Mambo (Ballata della P38)

La solfatara, Renato Guttuso

 

a cura di Roberto Pollio

Le sei del mattino e una melodia tribale da sveglia cinese, la posticipo di cinque minuti e poi ancora cinque, finalmente apro gli occhi stanchi e pesanti come se avessi fatto a pugni per tutta la notte.

Mi abbasso il pantalone e piscio guardando il pisello in mezza erezione e poi mi lavo la faccia con acqua tiepida e sapone di discount.

Il caffè in cucina sta finendo e preferisco farmene uno lungo e forte, da sorseggiare mentre ascolto la radio.

Mi é sempre piaciuto ascoltare la radio di mattina, poca musica e tante parole pacate, discussioni sul confine della luce.

Poi il tempo inizia a scorrere con rinnovato vigore e devo muovermi per riuscire ad essere fuori dalla porta alle sette e venti, lavato, vestito male e con la mia coppola inglese, rubata anni fa, saldamente sul capo, il mio elmo metropolitano.

Prendo sempre un caffè al bar, appena sotto il palazzo, per accendere la prima sigaretta della giornata.

Uomini in fila, con completi sgualciti e occhiaie pesanti, lavoratori da ufficio con il pensiero di mille rate da pagare.

Il barista sforna un caffè dopo l’altro in tazze bollenti ed il fumo riempie la caffetteria come in un vecchio quadro sulle solfatare siciliane e nessuno si parla.

Nessuno pronuncia una parola, sono tutti come fantasmi dagli occhi vitrei a bere velocemente e poi pagare e la fila si ingrossa mentre guardo un ragazzo che come me non deve fare certo il manager, pantalone logoro e barba sfatta, mi riconosce anche lui, muove impercettibilmente gli angoli della bocca, troppo stanco per accennare un sorriso, si volta e se ne va.

Il ragazzo del bar intanto sta lavorando già da qualche ora ed é nel pieno dell’alienazione, non guarda nemmeno più in volto i clienti e si muove come una macchina, senza esitazione, senza umanità.

 

Sto facendo tardi anche stamattina e devo correre verso la metropolitana con la mia Camel che si consuma per il vento.

Carriera carriera devo fare carriera.

Pagare mille odiose piccole imposte mensili e rate di cose che non ho mai desiderato e dormire poco, molto poco, costretto a guardare film scadenti per non riattivare il cervello e basta leggere, giammai scrivere o suonare o qualsiasi cosa possa produrre bellezza.

E non sei vecchio per non avere ancora figli?

E pianifica, costruisci il futuro, accetta compromessi, tagliati le ambizioni, cammina curvo gobbo supplica per contratti malpagati, prostituisciti negli uffici davanti a capi senza tempo e scrupoli.

Abbandona tutti i sogni da illuso, che nel mondo reale non si scherza ed il massimo a cui puoi aspirare é una bella casa ed ogni tanto una bella vacanza, ma neanche quella avrai tranquillo, nemmeno quel nuovo fottuto frigo avrai.

 

La metropolitana é un carnaio.

Mi ricorda il vecchio caro Stige, noi anime in pena destinate a produrre e consumare, un mondo di prodotti, di tempi serrati e di paura.

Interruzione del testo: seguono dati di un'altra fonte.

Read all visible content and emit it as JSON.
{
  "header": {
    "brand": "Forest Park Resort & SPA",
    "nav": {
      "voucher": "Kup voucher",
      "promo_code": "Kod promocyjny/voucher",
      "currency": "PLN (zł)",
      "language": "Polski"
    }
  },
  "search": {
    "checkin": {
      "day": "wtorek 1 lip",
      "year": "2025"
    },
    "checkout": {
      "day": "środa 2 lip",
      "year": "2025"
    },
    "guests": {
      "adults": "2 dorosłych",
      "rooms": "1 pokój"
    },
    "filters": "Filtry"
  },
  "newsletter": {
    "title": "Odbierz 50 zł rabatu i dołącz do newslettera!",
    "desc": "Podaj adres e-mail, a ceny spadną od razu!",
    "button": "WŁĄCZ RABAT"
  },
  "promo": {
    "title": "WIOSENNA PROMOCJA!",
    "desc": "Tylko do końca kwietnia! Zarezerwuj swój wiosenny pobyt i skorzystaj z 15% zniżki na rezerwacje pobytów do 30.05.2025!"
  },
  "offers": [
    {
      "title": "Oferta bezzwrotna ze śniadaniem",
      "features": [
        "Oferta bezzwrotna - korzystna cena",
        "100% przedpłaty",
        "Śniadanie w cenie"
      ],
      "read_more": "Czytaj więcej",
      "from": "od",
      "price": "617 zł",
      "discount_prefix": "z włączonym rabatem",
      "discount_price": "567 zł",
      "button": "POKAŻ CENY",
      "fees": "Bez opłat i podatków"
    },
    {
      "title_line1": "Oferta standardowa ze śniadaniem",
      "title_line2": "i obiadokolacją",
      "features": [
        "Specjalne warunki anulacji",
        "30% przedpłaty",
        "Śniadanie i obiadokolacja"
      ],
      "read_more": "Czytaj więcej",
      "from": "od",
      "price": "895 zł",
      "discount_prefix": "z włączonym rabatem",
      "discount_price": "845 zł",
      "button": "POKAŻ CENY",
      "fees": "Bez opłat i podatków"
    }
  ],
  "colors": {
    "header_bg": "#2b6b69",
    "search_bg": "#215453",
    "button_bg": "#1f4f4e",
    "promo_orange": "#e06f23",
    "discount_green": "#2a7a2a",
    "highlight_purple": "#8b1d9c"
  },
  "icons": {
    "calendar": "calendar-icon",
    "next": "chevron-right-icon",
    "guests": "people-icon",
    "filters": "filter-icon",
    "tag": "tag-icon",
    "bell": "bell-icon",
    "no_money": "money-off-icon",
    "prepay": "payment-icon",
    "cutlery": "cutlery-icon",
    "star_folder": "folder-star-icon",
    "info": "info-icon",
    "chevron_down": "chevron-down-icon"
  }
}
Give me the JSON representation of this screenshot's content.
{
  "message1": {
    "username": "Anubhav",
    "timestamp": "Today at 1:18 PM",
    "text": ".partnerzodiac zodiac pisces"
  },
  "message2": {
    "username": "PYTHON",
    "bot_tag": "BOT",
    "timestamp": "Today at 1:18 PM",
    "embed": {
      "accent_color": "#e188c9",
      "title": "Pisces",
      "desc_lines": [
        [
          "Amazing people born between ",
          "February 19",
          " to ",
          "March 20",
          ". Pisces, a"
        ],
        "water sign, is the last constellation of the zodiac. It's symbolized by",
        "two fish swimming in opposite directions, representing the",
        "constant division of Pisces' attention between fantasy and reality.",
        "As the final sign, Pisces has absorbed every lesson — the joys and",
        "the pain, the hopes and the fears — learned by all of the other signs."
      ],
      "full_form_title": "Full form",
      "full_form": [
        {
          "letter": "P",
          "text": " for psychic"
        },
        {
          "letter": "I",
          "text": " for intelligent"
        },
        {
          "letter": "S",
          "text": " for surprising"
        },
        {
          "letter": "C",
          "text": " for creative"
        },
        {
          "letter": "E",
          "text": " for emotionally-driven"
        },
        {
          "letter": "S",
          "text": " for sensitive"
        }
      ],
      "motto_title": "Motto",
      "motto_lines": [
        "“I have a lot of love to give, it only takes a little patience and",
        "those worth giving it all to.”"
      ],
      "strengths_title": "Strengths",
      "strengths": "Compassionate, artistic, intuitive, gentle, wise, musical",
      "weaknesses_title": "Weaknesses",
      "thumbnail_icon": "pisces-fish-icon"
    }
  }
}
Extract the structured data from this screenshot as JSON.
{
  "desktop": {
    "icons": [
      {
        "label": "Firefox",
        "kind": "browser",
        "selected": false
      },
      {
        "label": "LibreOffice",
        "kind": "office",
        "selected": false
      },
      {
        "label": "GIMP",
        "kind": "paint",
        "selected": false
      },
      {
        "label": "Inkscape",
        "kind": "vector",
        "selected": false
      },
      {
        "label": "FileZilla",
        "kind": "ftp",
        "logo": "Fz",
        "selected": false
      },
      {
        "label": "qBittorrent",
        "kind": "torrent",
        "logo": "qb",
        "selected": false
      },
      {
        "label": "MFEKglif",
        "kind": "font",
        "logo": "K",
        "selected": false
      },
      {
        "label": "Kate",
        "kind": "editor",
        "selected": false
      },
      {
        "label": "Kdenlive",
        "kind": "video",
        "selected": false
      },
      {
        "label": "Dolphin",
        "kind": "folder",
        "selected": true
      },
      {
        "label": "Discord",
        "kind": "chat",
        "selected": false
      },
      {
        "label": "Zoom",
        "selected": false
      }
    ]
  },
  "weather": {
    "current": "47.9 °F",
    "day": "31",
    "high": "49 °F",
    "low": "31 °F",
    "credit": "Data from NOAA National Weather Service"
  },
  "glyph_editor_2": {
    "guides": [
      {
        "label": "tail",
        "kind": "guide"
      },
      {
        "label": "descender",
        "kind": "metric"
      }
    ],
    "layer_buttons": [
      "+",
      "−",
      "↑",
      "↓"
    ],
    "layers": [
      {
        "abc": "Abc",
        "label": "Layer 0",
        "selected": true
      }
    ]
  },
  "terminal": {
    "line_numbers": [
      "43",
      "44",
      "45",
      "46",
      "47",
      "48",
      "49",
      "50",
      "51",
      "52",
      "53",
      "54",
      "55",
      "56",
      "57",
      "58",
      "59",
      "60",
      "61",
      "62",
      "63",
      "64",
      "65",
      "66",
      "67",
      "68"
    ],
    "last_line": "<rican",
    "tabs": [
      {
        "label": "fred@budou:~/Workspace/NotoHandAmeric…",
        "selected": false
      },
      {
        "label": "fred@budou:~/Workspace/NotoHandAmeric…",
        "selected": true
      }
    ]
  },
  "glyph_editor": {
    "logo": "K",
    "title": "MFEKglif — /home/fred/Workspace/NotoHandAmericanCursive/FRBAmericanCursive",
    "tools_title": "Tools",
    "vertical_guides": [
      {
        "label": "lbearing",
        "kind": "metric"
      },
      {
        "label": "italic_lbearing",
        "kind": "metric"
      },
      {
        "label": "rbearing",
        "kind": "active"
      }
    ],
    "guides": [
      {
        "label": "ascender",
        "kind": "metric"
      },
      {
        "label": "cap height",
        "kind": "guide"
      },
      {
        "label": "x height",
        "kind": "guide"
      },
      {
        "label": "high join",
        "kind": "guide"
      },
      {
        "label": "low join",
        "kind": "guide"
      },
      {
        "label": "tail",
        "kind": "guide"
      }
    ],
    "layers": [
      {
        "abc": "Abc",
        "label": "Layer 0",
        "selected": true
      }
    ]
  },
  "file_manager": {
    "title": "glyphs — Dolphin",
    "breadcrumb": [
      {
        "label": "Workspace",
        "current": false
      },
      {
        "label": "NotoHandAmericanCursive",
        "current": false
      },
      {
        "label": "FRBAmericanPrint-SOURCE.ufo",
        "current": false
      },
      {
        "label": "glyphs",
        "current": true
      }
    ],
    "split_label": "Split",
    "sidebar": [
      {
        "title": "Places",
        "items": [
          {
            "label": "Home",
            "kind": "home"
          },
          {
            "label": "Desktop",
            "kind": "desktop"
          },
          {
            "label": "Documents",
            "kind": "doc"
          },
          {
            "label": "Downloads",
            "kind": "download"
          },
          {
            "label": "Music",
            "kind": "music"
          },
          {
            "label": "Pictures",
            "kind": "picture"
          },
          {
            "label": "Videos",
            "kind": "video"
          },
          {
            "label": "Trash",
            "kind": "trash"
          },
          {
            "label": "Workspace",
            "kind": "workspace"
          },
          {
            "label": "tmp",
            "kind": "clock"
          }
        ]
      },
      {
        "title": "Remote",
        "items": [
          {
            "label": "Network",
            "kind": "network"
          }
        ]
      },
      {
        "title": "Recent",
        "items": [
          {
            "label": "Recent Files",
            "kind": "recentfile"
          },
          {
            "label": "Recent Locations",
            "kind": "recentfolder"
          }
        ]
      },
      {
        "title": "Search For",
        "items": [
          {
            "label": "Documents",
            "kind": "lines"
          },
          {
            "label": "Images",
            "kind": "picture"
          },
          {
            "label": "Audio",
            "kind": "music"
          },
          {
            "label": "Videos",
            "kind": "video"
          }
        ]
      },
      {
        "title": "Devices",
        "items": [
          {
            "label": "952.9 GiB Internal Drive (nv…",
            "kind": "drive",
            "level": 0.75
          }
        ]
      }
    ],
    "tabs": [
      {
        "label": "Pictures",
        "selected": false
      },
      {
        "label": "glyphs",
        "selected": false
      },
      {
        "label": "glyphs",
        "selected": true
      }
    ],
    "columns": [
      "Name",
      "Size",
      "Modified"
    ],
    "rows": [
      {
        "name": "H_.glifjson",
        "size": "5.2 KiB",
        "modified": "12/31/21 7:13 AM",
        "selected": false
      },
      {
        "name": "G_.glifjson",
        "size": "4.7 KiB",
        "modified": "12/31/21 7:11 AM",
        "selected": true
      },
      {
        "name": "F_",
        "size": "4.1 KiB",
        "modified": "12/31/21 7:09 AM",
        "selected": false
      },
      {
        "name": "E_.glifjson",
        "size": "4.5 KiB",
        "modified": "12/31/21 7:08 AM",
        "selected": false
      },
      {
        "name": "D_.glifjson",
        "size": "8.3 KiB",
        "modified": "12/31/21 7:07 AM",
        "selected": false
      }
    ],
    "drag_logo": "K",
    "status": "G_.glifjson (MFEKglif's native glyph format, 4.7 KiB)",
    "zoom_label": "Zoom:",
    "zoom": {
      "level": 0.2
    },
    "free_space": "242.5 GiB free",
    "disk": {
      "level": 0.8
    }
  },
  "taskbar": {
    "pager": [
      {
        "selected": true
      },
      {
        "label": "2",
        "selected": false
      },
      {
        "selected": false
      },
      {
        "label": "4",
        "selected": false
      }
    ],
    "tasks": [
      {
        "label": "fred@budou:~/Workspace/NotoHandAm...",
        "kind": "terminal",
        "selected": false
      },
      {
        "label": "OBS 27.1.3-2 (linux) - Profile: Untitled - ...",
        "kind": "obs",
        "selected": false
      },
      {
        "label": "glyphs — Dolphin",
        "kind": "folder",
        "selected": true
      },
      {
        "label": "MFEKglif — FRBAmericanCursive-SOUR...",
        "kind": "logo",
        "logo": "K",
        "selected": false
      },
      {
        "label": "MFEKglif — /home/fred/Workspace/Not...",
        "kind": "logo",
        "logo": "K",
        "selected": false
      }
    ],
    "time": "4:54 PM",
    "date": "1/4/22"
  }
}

<Scusi, si sposti un po’ >

<Ma dove cazzo vado, qua sta scoppiando>

E via così fino alla fermata, come minatori esausti rivediamo la luce alla fine del cunicolo e finalmente si inizia: Il lavoro, il caro vecchio lavoro da schiavi che ci permette di andare al cinema una volta al mese a vedere un film che non fa ridere e mettere i nuovi prodotti vegan bio in tavola.

 

Ero arrivato là, fino alle porte del mio dovere.

Scappai tra le macchine ed i clacson e andai a farmi baciare dai raggi del sole e il vento, come in una scenografia artificiale, faceva oscillare lievemente le cime degli alberi.

Rimasi a guardare mille facce anonime camminare sempre più frenetiche nelle strade ancora sporche di buio.

 

E ci sono tante cose a cui pensare e tante domande che io ed il mio compagno di strada, un cane randagio che prende il sole accanto a me, ci facciamo, mentre un barista svogliato mi prepara un caffè bollente in monouso, così da poter bere mentre stesi sul prato riflettiamo.

Il cielo in pochi minuti diventa azzurrissimo e terso, come un coperchio di una pentola di creta che vidi in Grecia tanti anni fa.

Dalle cuffiette il vecchio Bob mi suggerisce che:”The answer, my friend, is blowin’ in the wind”, ma all’improvviso non c’è nemmeno uno spiffero di vento.